I forgot the onions!! Digging through my big bag of seeds last week, I realised that I’d forgotten all about onions! Onions are very important. There have been riots over onions. That is not hyperbole. The Indian Onion Crisis of 2010 saw 20,000 demonstrators take to the streets of New Delhi, India, when abnormal weather led to a shortage of onions, and an ensuing drastic price increase. Far from being an isolated incident, onion prices and shortages were blamed for bringing down the central government in 1980, and decided the outcome of elections in the states of Delhi and Rajasthan in1998.

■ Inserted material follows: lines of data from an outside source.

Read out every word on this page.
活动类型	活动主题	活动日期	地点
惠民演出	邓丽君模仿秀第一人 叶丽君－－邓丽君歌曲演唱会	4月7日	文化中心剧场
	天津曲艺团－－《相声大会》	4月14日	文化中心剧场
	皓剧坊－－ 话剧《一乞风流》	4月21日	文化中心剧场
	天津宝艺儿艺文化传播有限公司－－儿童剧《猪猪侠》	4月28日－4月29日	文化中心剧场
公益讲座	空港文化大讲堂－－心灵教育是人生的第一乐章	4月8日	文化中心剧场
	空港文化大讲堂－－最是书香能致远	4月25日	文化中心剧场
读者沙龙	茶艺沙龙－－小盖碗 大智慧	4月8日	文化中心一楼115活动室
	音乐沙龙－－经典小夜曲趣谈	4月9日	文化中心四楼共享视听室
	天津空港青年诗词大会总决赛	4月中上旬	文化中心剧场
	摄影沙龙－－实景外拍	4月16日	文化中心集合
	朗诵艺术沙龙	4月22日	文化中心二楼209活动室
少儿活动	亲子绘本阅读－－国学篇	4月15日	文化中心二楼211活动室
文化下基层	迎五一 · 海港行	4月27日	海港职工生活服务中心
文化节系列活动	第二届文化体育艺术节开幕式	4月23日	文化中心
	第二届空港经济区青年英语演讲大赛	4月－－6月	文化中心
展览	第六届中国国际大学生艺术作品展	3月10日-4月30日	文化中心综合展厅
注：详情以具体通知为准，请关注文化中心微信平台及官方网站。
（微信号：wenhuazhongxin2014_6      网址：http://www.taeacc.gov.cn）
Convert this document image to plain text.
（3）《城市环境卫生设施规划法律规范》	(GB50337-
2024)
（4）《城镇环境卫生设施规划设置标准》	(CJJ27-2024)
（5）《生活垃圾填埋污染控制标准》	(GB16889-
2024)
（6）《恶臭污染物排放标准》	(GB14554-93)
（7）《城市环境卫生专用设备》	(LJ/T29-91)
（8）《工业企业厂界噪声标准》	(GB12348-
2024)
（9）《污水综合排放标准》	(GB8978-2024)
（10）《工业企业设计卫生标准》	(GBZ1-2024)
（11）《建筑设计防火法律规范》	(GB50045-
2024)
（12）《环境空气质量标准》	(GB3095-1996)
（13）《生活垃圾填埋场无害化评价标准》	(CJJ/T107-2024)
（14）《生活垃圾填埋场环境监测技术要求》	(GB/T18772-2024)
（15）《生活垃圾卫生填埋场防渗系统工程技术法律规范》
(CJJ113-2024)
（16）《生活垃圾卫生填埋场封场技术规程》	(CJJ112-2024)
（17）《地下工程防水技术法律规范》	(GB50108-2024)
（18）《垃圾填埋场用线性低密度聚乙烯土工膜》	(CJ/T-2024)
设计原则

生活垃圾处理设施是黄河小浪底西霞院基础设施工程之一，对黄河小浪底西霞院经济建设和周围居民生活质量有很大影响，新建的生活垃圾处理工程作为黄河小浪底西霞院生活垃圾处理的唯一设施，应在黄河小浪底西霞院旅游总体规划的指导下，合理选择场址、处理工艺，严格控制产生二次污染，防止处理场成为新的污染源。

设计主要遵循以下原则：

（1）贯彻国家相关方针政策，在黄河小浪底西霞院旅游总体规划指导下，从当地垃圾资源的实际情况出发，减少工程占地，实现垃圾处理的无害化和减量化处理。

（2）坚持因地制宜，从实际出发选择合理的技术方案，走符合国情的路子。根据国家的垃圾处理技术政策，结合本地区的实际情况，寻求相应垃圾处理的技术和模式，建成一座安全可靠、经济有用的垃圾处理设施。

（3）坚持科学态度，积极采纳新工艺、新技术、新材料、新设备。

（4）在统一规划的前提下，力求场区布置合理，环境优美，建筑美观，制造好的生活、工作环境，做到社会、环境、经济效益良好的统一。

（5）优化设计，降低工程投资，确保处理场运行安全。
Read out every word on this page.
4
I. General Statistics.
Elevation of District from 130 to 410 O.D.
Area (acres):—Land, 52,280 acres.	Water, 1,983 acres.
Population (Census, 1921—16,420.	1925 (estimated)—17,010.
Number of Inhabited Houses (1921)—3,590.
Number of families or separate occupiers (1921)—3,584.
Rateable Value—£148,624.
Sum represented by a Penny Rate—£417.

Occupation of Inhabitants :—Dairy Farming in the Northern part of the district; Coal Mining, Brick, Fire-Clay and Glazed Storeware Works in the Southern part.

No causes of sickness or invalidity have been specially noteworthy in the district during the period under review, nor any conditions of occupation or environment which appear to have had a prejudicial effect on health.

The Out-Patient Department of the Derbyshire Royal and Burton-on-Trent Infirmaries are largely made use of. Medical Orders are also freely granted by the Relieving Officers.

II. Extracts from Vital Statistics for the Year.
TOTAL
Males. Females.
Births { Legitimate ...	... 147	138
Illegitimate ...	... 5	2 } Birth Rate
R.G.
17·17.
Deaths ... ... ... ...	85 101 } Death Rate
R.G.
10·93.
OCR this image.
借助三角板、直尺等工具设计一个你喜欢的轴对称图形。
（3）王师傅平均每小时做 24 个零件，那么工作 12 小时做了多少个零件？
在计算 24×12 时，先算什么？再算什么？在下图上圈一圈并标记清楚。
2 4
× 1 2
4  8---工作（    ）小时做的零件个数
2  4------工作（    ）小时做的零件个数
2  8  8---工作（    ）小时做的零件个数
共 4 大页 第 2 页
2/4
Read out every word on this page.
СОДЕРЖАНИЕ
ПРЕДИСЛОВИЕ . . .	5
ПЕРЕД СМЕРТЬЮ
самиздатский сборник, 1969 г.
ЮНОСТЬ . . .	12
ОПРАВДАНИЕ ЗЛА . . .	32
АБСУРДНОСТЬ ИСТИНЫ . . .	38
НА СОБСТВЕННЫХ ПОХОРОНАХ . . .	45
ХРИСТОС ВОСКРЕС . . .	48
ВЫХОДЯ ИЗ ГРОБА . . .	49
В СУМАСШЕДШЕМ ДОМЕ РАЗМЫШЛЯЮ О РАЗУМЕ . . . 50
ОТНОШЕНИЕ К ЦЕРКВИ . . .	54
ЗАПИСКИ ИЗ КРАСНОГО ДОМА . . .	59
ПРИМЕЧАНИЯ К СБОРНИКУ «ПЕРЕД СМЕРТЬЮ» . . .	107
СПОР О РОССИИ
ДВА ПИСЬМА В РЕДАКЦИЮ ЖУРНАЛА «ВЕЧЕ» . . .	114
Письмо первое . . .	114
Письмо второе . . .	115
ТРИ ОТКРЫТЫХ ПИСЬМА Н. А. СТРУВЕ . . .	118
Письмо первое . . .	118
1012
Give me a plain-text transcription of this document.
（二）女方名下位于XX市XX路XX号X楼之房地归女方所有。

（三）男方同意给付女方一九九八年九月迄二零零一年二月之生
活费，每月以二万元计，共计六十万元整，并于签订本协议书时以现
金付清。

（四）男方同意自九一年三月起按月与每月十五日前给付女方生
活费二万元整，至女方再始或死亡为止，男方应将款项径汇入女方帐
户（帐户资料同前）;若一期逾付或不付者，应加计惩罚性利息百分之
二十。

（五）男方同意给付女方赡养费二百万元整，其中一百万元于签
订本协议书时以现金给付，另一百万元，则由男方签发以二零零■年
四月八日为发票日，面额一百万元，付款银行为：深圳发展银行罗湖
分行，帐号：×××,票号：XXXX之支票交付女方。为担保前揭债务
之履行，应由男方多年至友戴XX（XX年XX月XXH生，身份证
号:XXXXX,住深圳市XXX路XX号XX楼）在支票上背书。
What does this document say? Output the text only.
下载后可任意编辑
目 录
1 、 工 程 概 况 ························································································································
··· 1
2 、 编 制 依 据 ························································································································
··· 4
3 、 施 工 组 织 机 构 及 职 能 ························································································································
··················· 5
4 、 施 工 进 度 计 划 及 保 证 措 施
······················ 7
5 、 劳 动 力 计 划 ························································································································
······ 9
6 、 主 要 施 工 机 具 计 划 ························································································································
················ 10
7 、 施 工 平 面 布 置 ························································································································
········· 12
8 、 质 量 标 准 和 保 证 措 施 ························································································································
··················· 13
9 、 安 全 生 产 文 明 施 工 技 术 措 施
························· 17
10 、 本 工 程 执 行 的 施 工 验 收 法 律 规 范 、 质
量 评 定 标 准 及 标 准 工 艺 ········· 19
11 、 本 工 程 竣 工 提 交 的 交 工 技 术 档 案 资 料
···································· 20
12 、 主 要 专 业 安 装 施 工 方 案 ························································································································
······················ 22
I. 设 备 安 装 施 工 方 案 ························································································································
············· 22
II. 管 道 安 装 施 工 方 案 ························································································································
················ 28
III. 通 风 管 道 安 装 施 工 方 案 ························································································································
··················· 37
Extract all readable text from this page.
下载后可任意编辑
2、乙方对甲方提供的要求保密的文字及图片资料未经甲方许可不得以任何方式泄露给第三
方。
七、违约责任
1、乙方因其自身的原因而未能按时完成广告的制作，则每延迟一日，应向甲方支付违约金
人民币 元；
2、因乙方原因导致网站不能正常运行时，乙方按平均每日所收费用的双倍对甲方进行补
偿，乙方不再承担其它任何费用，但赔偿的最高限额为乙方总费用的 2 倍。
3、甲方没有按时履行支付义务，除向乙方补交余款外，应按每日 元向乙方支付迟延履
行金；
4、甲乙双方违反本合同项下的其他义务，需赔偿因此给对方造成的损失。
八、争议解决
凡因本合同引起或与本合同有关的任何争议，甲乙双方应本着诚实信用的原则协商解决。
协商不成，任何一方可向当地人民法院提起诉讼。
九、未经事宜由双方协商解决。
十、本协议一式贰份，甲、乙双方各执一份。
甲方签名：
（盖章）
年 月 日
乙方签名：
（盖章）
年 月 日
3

Although Canadian politics are unlikely to be overly influenced by onion shortages and prices, onions really should have been at the forefront of my gardening brain in February!
There are a couple of ways to grown onions in our area. Many people plant onion sets that they buy at the local garden or feed store. They are tiny onion bulbs, grown from seed the previous season, then shipped to the garden or feed store. They are pretty easy to grow, and pretty foolproof, so you’re very likely to get a decent harvest of onions if you plant sets. They like full sun, and well drained soil. Your local garden or feed store mostly likely stocks sets of a variety of onion that does well in the local area. Your choice of sets may be limited to two or three varieties, which is fine for most gardeners. Sets stocked by local stores are often varieties that will store well after harvest, providing you cure them properly.
You can also grow onions from seed. It’s generally cheaper, and you can often get seeds for different varieties of onions that you wouldn’t be able to find in sets. It is possible to grow many onion starts from seed in a very limited amount of space, so if you are short of money or space, or you just want to try something new this year, why not try growing onions from seed. Generally, seeds should be planted 10 to 12 weeks before you can put them outside, so if you’re considering it, there’s not much time to waste!
Onion varieties are classified as either short-day, long-day, or indeterminate. Onions begin to grow their bulbs based on the number of hours of daylight. Long-day onions require 14 or 15 hours of daylight each day to start bulbing. Short-day varieties need 10 hours of daylight. In eastern Ontario, we definitely have the amount of daylight to grow long-day onions. A large healthy green top to the onion is also required to give the bulb enough energy to grow big, but you will have a lot more success growing onions in Eastern Ontario, the rest of Canada, as well as most of the northern United States if you start with long-day onion seeds.
You can plant seeds in a seed starting mix or a soilless mix in February. Onion starts can be planted out before the last frost, so you want them ready to go outside before the tomatoes, peppers or eggplants. The seeds can be planted quite close together, as long as they are in a container with lots of room for their roots to go deep, and keep your eye on them regarding water. You can put them in individual seed-starting cells, or you can start a lot of seeds in an old mushroom container. They don’t generally need a heat mat, but they do need light. The idea is to grow healthy and vigorous tops with well-developed roots to plant out once you can work the soil outside. Many people trim the tops off of the shoots before they get too long, in order to keep the plant short and bushy, and allow them to develop good root systems and strong leaves.
When you plant them outside, choose an area with well-drained soil, and full sun. Some well-aged compost will help them along, ideally dug into the soil prior to transplant. Plant them 3 to 4 inches apart, or more for big varieties. It is best to stop watering in August to allow bulbs to finish off in dry soil, but that is dependent on the variety of onion, as well as the weather we have had through the summer. Tops will begin to fall over. You will most likely have to push some of them over after waiting a while. Onions require curing before storing. Most varieties can be cured in the sun after harvest as long as they are protected from rain, and dew. There are some onions that just don’t store as well as others.
Generally the strong flavour ones store the best, and the sweet ones not as well.